El asesino se lanza de nuevo. Esta vez no esquivo hacia atrás, sino hacia adelante. Entro en su guardia, sintiendo el roce de su abrigo contra mi brazo. El filo me roza el muslo, quema. Pero llego donde quería: al cuello.
Clavo los dedos allí, justo sobre el tatuaje, y dejo que el vínculo se abra un poco. Solo un poco.
La oscuridad brota.
No como una llamarada grande.
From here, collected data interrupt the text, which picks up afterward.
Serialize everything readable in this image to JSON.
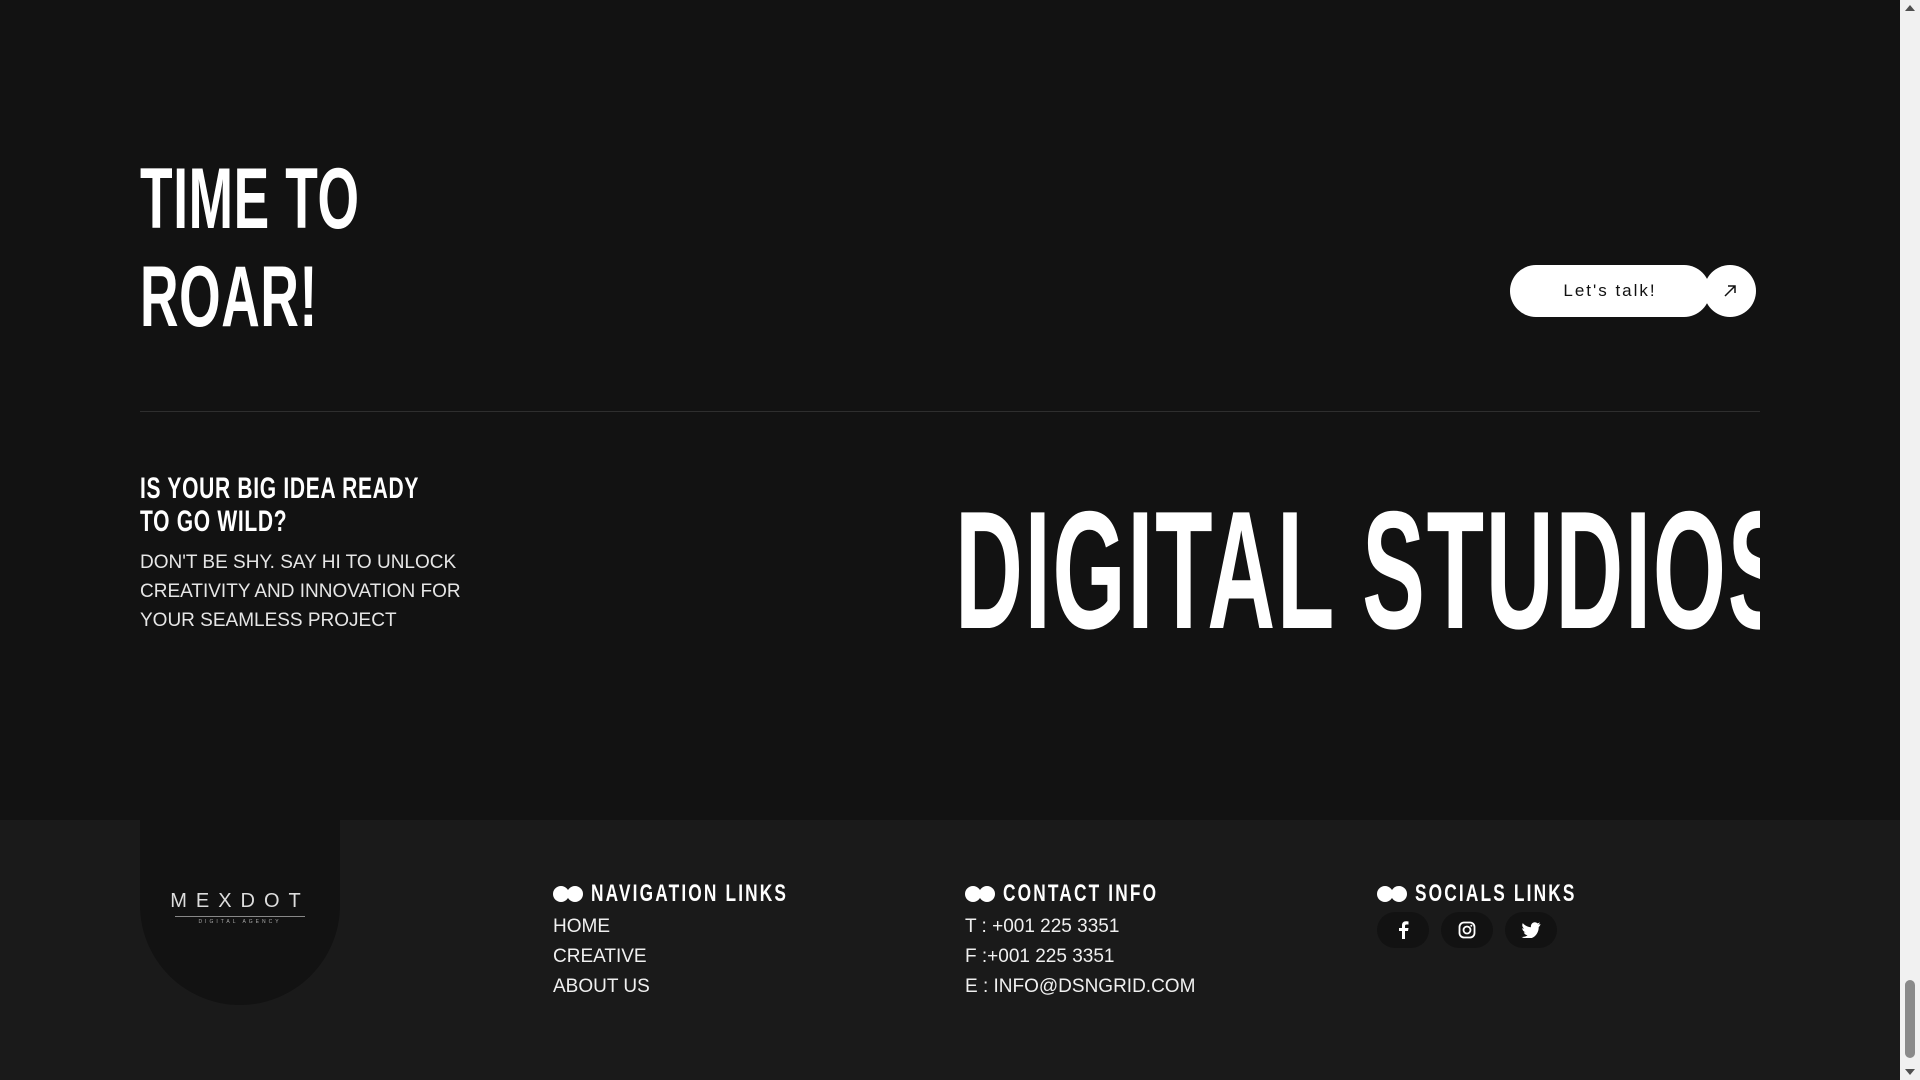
{
  "hero": {
    "line1": "TIME TO",
    "line2": "ROAR!"
  },
  "cta": {
    "label": "Let's talk!",
    "icon": "arrow-up-right-icon"
  },
  "idea": {
    "title_line1": "IS YOUR BIG IDEA READY",
    "title_line2": "TO GO WILD?",
    "text": "DON'T BE SHY. SAY HI TO UNLOCK CREATIVITY AND INNOVATION FOR YOUR SEAMLESS PROJECT"
  },
  "marquee": {
    "text": "DIGITAL STUDIOS DIGITAL STUDIOS"
  },
  "footer": {
    "logo": {
      "name": "MEXDOT",
      "sub": "DIGITAL AGENCY"
    },
    "nav": {
      "title": "NAVIGATION LINKS",
      "items": [
        "HOME",
        "CREATIVE",
        "ABOUT US"
      ]
    },
    "contact": {
      "title": "CONTACT INFO",
      "phone": "T : +001 225 3351",
      "fax": "F :+001 225 3351",
      "email": "E : INFO@DSNGRID.COM"
    },
    "socials": {
      "title": "SOCIALS LINKS",
      "icons": [
        "facebook-icon",
        "instagram-icon",
        "twitter-icon"
      ]
    }
  },
  "colors": {
    "background": "#121212",
    "footer": "#1a1a1a",
    "text": "#ffffff"
  }
}
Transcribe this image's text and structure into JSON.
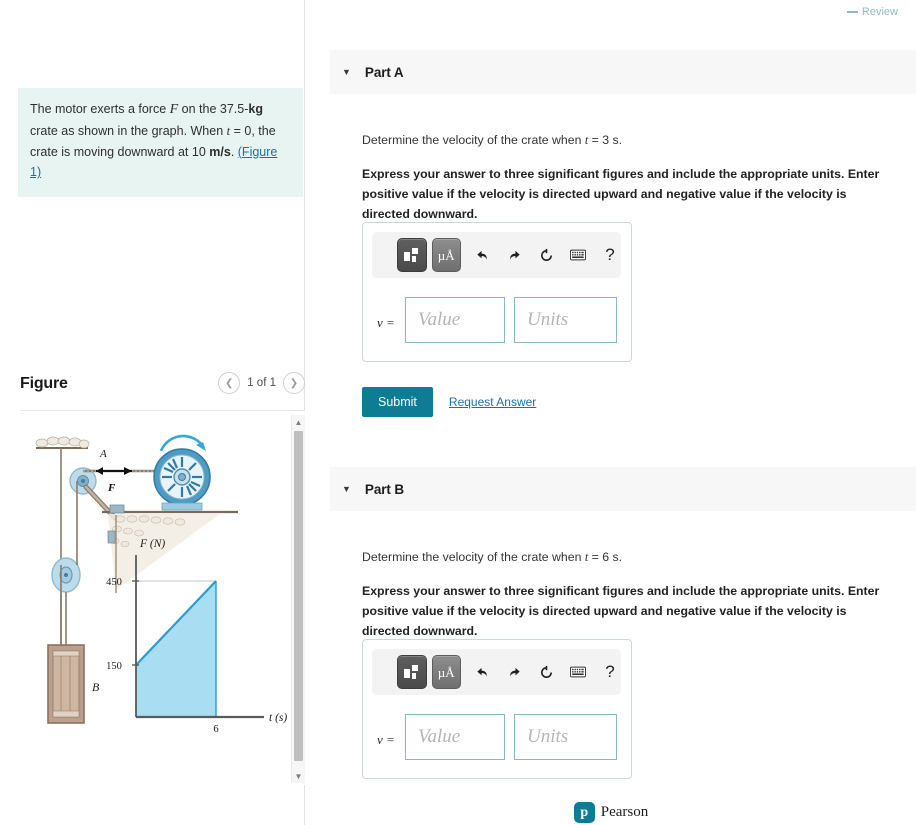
{
  "top_bar": {
    "review_label": "Review"
  },
  "problem": {
    "text_part1": "The motor exerts a force ",
    "force_symbol": "F",
    "text_part2": " on the 37.5-",
    "mass_unit": "kg",
    "text_part3": " crate as shown in the graph. When ",
    "time_symbol": "t",
    "text_part4": " = 0, the crate is moving downward at 10 ",
    "speed_unit": "m/s",
    "text_part5": ". ",
    "figure_link": "(Figure 1)"
  },
  "figure_panel": {
    "title": "Figure",
    "prev_icon": "chevron-left-icon",
    "next_icon": "chevron-right-icon",
    "counter": "1 of 1",
    "scroll_up_icon": "triangle-up-icon",
    "scroll_down_icon": "triangle-down-icon",
    "labels": {
      "point_a": "A",
      "force_f": "F",
      "crate_b": "B",
      "y_axis": "F (N)",
      "x_axis": "t (s)",
      "y_tick_high": "450",
      "y_tick_low": "150",
      "x_tick": "6"
    }
  },
  "chart_data": {
    "type": "line",
    "title": "",
    "xlabel": "t (s)",
    "ylabel": "F (N)",
    "x": [
      0,
      6
    ],
    "values": [
      150,
      450
    ],
    "xlim": [
      0,
      8
    ],
    "ylim": [
      0,
      500
    ],
    "xticks": [
      6
    ],
    "yticks": [
      150,
      450
    ],
    "fill": true,
    "fill_color": "#a9ddf2",
    "line_color": "#2b9cd1",
    "grid": false,
    "legend": null
  },
  "parts": [
    {
      "id": "part-a",
      "caret_icon": "caret-down-icon",
      "label": "Part A",
      "question_prefix": "Determine the velocity of the crate when ",
      "question_var": "t",
      "question_suffix": " = 3 s.",
      "instruction": "Express your answer to three significant figures and include the appropriate units. Enter positive value if the velocity is directed upward and negative value if the velocity is directed downward.",
      "answer": {
        "variable": "v =",
        "value_placeholder": "Value",
        "units_placeholder": "Units",
        "toolbar": {
          "template_icon": "math-template-icon",
          "units_icon": "micro-angstrom-icon",
          "units_label": "µÅ",
          "undo_icon": "undo-arrow-icon",
          "undo_glyph": "⮌",
          "redo_icon": "redo-arrow-icon",
          "redo_glyph": "⮎",
          "reset_icon": "reset-circle-icon",
          "reset_glyph": "↺",
          "keyboard_icon": "keyboard-icon",
          "help_icon": "help-question-icon",
          "help_glyph": "?"
        }
      },
      "submit_label": "Submit",
      "request_answer_label": "Request Answer",
      "has_submit": true
    },
    {
      "id": "part-b",
      "caret_icon": "caret-down-icon",
      "label": "Part B",
      "question_prefix": "Determine the velocity of the crate when ",
      "question_var": "t",
      "question_suffix": " = 6 s.",
      "instruction": "Express your answer to three significant figures and include the appropriate units. Enter positive value if the velocity is directed upward and negative value if the velocity is directed downward.",
      "answer": {
        "variable": "v =",
        "value_placeholder": "Value",
        "units_placeholder": "Units",
        "toolbar": {
          "template_icon": "math-template-icon",
          "units_icon": "micro-angstrom-icon",
          "units_label": "µÅ",
          "undo_icon": "undo-arrow-icon",
          "undo_glyph": "⮌",
          "redo_icon": "redo-arrow-icon",
          "redo_glyph": "⮎",
          "reset_icon": "reset-circle-icon",
          "reset_glyph": "↺",
          "keyboard_icon": "keyboard-icon",
          "help_icon": "help-question-icon",
          "help_glyph": "?"
        }
      },
      "has_submit": false
    }
  ],
  "footer": {
    "brand_mark": "pearson-logo-icon",
    "brand_glyph": "р",
    "brand_name": "Pearson"
  },
  "colors": {
    "accent_teal": "#0f7c95",
    "problem_bg": "#e8f4f2",
    "link_blue": "#1d6fa5",
    "chart_fill": "#a9ddf2",
    "chart_line": "#2b9cd1"
  }
}
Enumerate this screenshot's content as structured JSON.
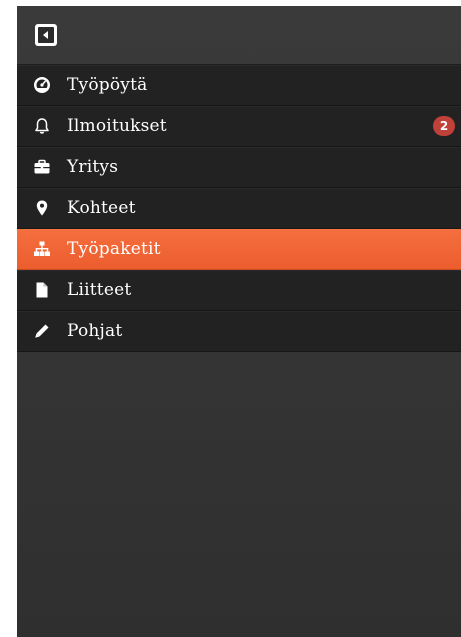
{
  "sidebar": {
    "collapse_button_icon": "caret-left-square-icon",
    "items": [
      {
        "label": "Työpöytä",
        "icon": "dashboard-icon",
        "active": false
      },
      {
        "label": "Ilmoitukset",
        "icon": "bell-icon",
        "active": false,
        "badge": "2"
      },
      {
        "label": "Yritys",
        "icon": "briefcase-icon",
        "active": false
      },
      {
        "label": "Kohteet",
        "icon": "map-marker-icon",
        "active": false
      },
      {
        "label": "Työpaketit",
        "icon": "sitemap-icon",
        "active": true
      },
      {
        "label": "Liitteet",
        "icon": "file-icon",
        "active": false
      },
      {
        "label": "Pohjat",
        "icon": "pencil-icon",
        "active": false
      }
    ]
  },
  "colors": {
    "active_item": "#ef6533",
    "item_background": "#222222",
    "sidebar_background": "#363636",
    "badge": "#c0403a"
  }
}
Como una aguja fina que atraviesa la piel ajena.
El asesino suelta un gruñido. Sus ojos —los que llega a ver por debajo de la capucha— se dilatan. Ve algo. No sé qué. No quiero saberlo.
—¿Ves? —susurra el demonio en su mente y en la mía—. Podrías haber tenido una noche tranquila. Pero elegiste venir a jugar a la habitación equivocada.
La mano del asesino se afloja. El amuleto cae al suelo, todavía brillando, pero lejos de mí.
La red sobre mi pecho se rompe.
Mi magia entra en mí como una ola.
—Ahí tenés tu solución —dice el demonio—. Ahora decidí: ¿lo dormimos… o lo matamos?
Trago saliva. Él tiembla bajo mis manos. La oscuridad está lista para hacer lo que yo decida. Abrirle la mente y borrarlo. Abrirle la garganta y callarlo.
—No lo mates —dice una voz nueva.
No es el demonio. Es otra.
Doy un respingo.
El asesino también.
Los dos giramos la cabeza hacia la puerta.
Kram.
Apoyado en el marco, sin escolta visible, con la camisa apenas desprendida en el cuello y los ojos encendidos como si se hubiera levantado a mitad de un incendio.
La marca de mi pecho arde todavía más.
—Llegás tarde a la fiesta —digo, aún con los dedos en el cuello del asesino—. Pero trajiste un consejo moral, qué detalle.